You may wonder why my picture of him for this story is one of him as a young construction worker during WWII – and one of me in a housecoat. It is for two reasons. The one of him is the way I remember my dad, young, strong, energetic, handsome and rugged. The one of me is in Tillamook, Oregon in 1942 when we were living there on one of dad’s jobs. The housecoat is a blue chenille housecoat and my dad bought it for me when I had the measles. It is my proof that he loved me, even if he didn’t express it very often. Dad loved his cars too, so any pictures of me also showed the latest Craig car. This one was a beautiful Pontiac. I am his oldest child, and first children are always special. I have his eyes and that is also special, I call them “Craig eyes”. He had four other children, and he loved all of us, but I was the first and I was of his young years when he was not settled and wise, as he ended up in later years.
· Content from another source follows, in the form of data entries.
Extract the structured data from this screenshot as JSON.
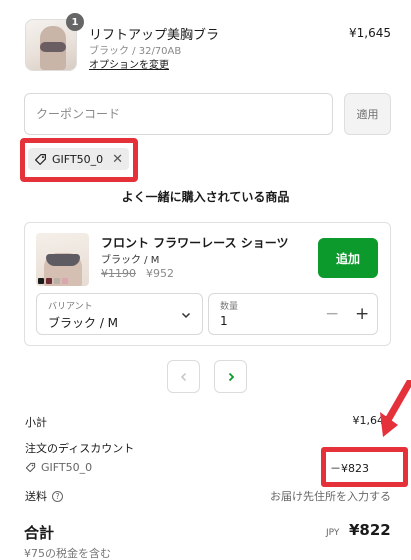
{
  "item": {
    "quantity": "1",
    "title": "リフトアップ美胸ブラ",
    "variant": "ブラック / 32/70AB",
    "option_link": "オプションを変更",
    "price": "¥1,645"
  },
  "coupon": {
    "placeholder": "クーポンコード",
    "apply_label": "適用",
    "applied_code": "GIFT50_0"
  },
  "recommended": {
    "section_title": "よく一緒に購入されている商品",
    "title": "フロント フラワーレース ショーツ",
    "variant": "ブラック / M",
    "price_original": "¥1190",
    "price_sale": "¥952",
    "add_label": "追加",
    "variant_field_label": "バリアント",
    "variant_value": "ブラック / M",
    "qty_field_label": "数量",
    "qty_value": "1",
    "swatch_colors": [
      "#1a1a1a",
      "#6d2b34",
      "#b8b1a8",
      "#d9a7ad"
    ]
  },
  "summary": {
    "subtotal_label": "小計",
    "subtotal_value": "¥1,645",
    "discount_label": "注文のディスカウント",
    "discount_code": "GIFT50_0",
    "discount_value": "－¥823",
    "shipping_label": "送料",
    "shipping_value": "お届け先住所を入力する",
    "total_label": "合計",
    "currency": "JPY",
    "total_value": "¥822",
    "tax_note": "¥75の税金を含む"
  },
  "colors": {
    "accent_green": "#0c9a2c",
    "highlight_red": "#e5313a"
  }
}
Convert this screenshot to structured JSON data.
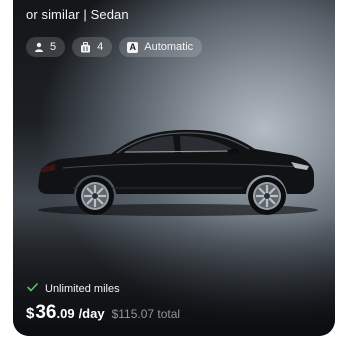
{
  "listing": {
    "subtitle": "or similar | Sedan",
    "specs": {
      "seats": "5",
      "bags": "4",
      "transmission": "Automatic"
    },
    "feature": "Unlimited miles",
    "price": {
      "currency": "$",
      "integer": "36",
      "decimal": ".09",
      "per": "/day",
      "total": "$115.07 total"
    },
    "colors": {
      "check": "#59c36a",
      "text": "#f2f3f5",
      "muted": "#8f969d"
    },
    "icons": [
      "person-icon",
      "luggage-icon",
      "transmission-icon",
      "checkmark-icon"
    ]
  }
}
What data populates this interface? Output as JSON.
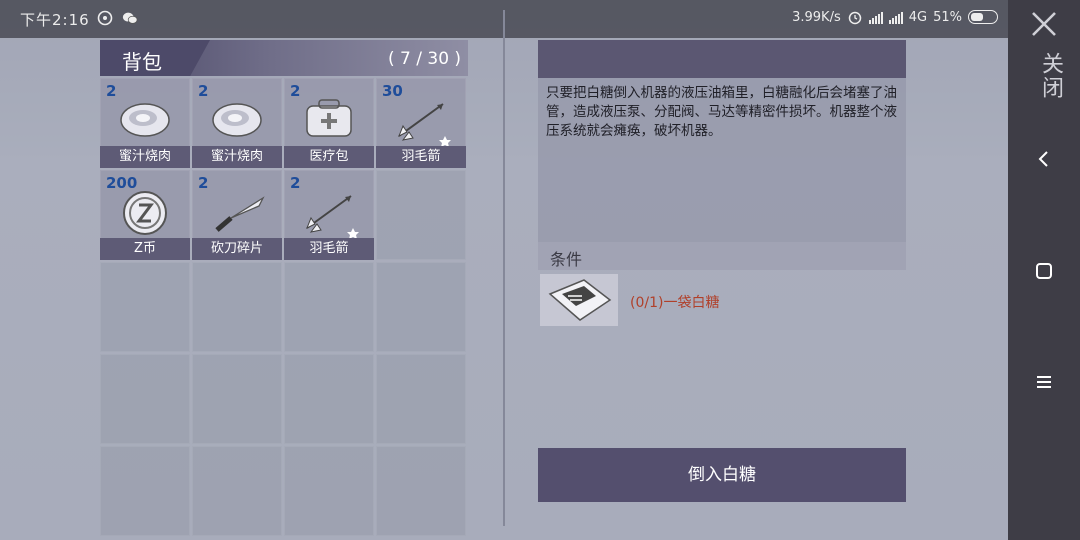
{
  "status_bar": {
    "time": "下午2:16",
    "speed": "3.99K/s",
    "network": "4G",
    "battery": "51%"
  },
  "side_bar": {
    "close_label": "关闭"
  },
  "bag": {
    "title": "背包",
    "count": "( 7 / 30 )",
    "items": [
      {
        "qty": "2",
        "name": "蜜汁烧肉",
        "icon": "meat-icon"
      },
      {
        "qty": "2",
        "name": "蜜汁烧肉",
        "icon": "meat-icon"
      },
      {
        "qty": "2",
        "name": "医疗包",
        "icon": "medkit-icon"
      },
      {
        "qty": "30",
        "name": "羽毛箭",
        "icon": "arrow-icon"
      },
      {
        "qty": "200",
        "name": "Z币",
        "icon": "coin-icon"
      },
      {
        "qty": "2",
        "name": "砍刀碎片",
        "icon": "machete-icon"
      },
      {
        "qty": "2",
        "name": "羽毛箭",
        "icon": "arrow-icon"
      }
    ]
  },
  "detail": {
    "description": "只要把白糖倒入机器的液压油箱里，白糖融化后会堵塞了油管，造成液压泵、分配阀、马达等精密件损坏。机器整个液压系统就会瘫痪，破坏机器。",
    "condition_title": "条件",
    "condition_item": "(0/1)一袋白糖",
    "action_label": "倒入白糖"
  },
  "colors": {
    "qty": "#1f4d9a",
    "condition": "#b0402a",
    "button": "#544f6e"
  }
}
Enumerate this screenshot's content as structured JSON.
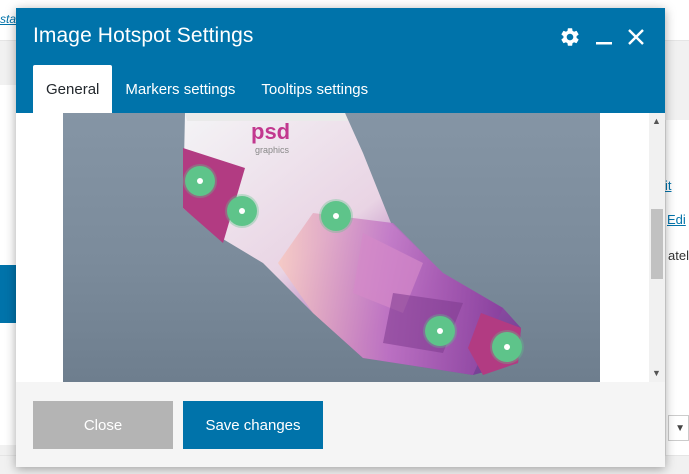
{
  "background": {
    "left_link": "stac",
    "right_link_1": "it",
    "right_link_2": "Edi",
    "right_text": "ately"
  },
  "modal": {
    "title": "Image Hotspot Settings",
    "icons": [
      "gear-icon",
      "minimize-icon",
      "close-icon"
    ],
    "tabs": [
      {
        "label": "General",
        "active": true
      },
      {
        "label": "Markers settings",
        "active": false
      },
      {
        "label": "Tooltips settings",
        "active": false
      }
    ],
    "image": {
      "brand_text": "psd",
      "brand_subtext": "graphics",
      "hotspot_count": 5
    },
    "footer": {
      "close_label": "Close",
      "save_label": "Save changes"
    }
  },
  "colors": {
    "header": "#0073aa",
    "hotspot": "#5ec48a",
    "close_button": "#b4b4b4",
    "save_button": "#0073aa"
  }
}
As I studied my dad’s family when I first started genealogy I learned why he was not overly affectionate. I gained knowledge that explained why he was usually somewhat removed from emotion. Sometimes it is dangerous to show that you need others. As I matured I figured out that people have all degrees of love. It isn’t dealt out as a flat rate quantity. Some have more than others. My dad loved me and my brother as much as he was capable of loving at that time. It may not have seemed to be enough to us, but it was all he had to give.
So on his 96th birthday I say “Happy Birthday Dad”. Thank you for having me and being in my life as much as you could be. I understand that you were human and had limitations, just like I do. I am proud to be your daughter and to carry on your genes through my descendants.